President Joe Biden also supports abortion care.
President Joe Biden also supports abortion care.  © MARK MAKELA / GETTY IMAGES NORTH AMERICA / GETTY IMAGES VIA AFP

Democrats, including President Joe Biden, have made abortion a key issue and it seems to have paid off in the 2022 midterm elections.

Democratic candidates performed better than expected in the midterms. In states where abortion was on the ballot, like Kansas and Kentucky, voters sent politicians a clear message. They want abortion access protected.

Republican candidates are now stuck trying to satisfy the fiercely anti-abortion religious right, a key base of support, while not alienating more moderate voters. Anti-abortion groups such as SBA Pro-Life have said they will only support a presidential candidate in 2024 who pledges to enact a nationwide abortion ban.

The Republican front-runner, Donald Trump, has yet to officially share his stance on abortion.

Majority of Americans support abortion

A recent Gallup poll shows that a growing majority of Americans support legal abortion, at least in the early months of pregnancy. Gallup has been asking Americans if abortion should be legal under any circumstances since 1975.

This year's survey showed that support for first-trimester abortions (before three months of pregnancy) is at a record high, with 69% saying it should be legal.
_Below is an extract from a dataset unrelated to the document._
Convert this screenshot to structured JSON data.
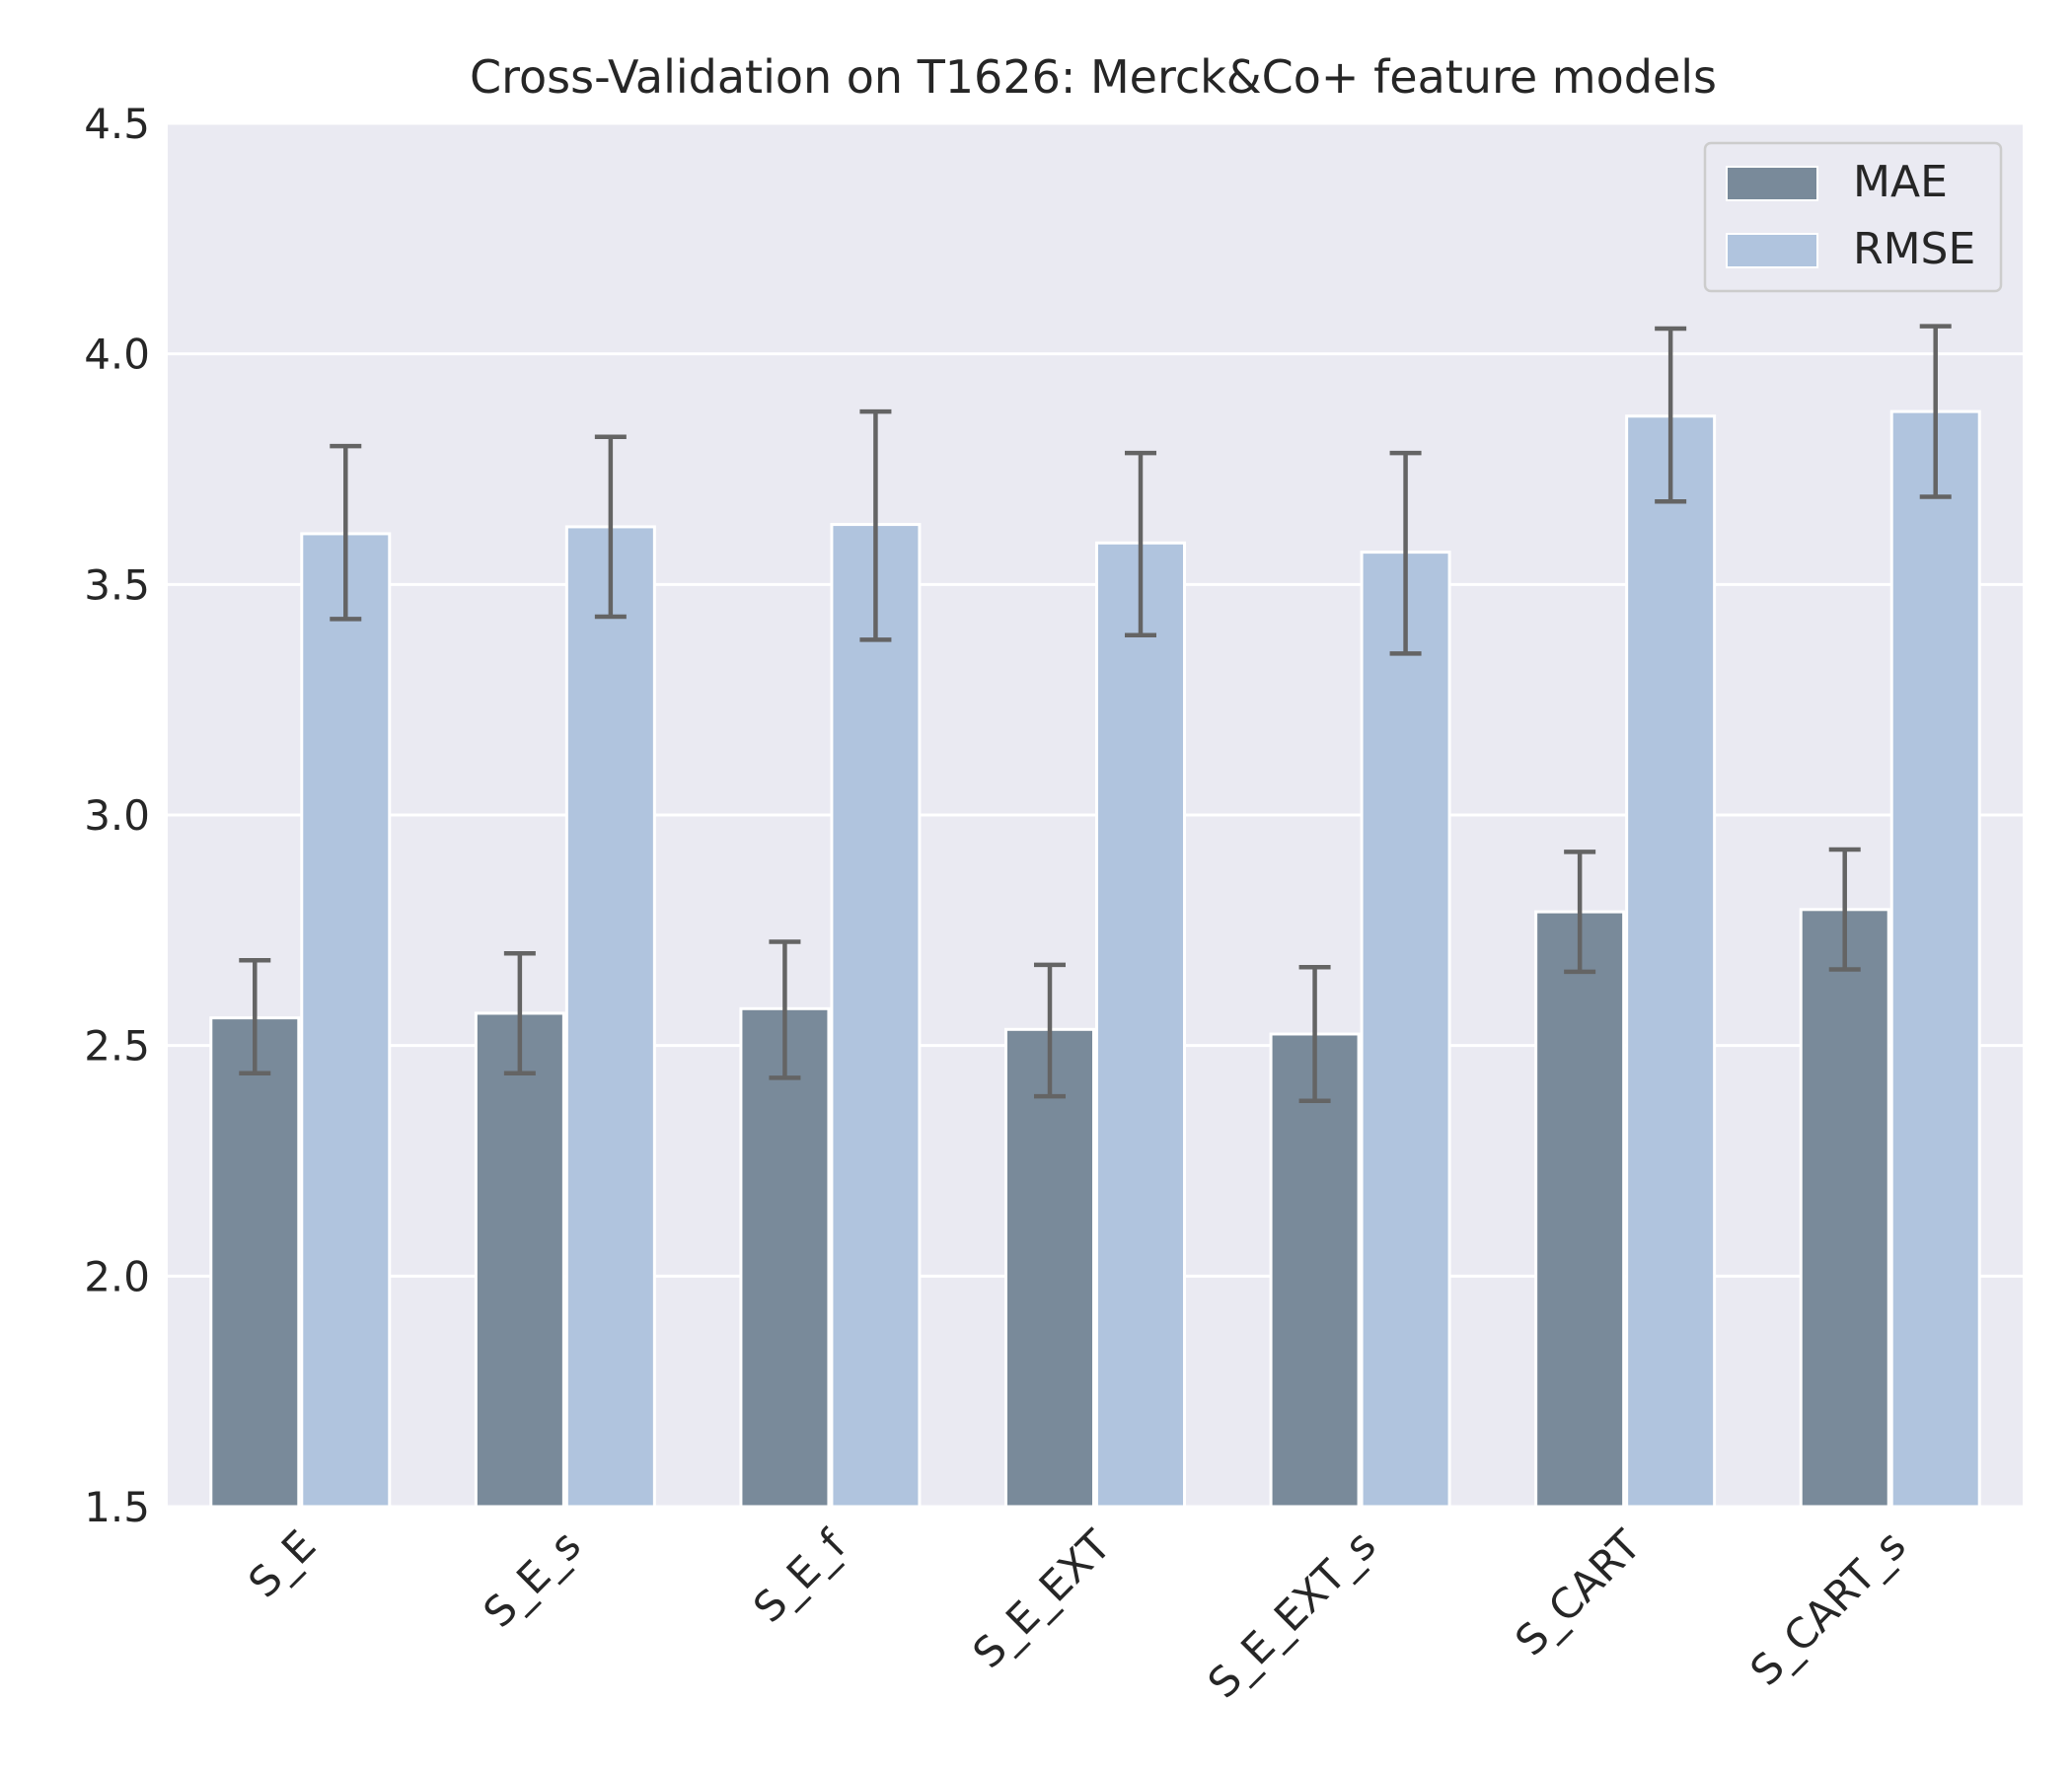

The same poll, however, showed that the public has also become more politically divided. Some 60% of Democrats said abortion should be legal under any circumstances, whereas only 8% of Republicans agreed.

A year after Roe vs Wade was overturned, 61% of respondents said that overturning Roe was a "bad thing." Only 38% said that this about-face on abortion was a "good thing."

Whether that will be reflected in the legislative arena remains to be seen.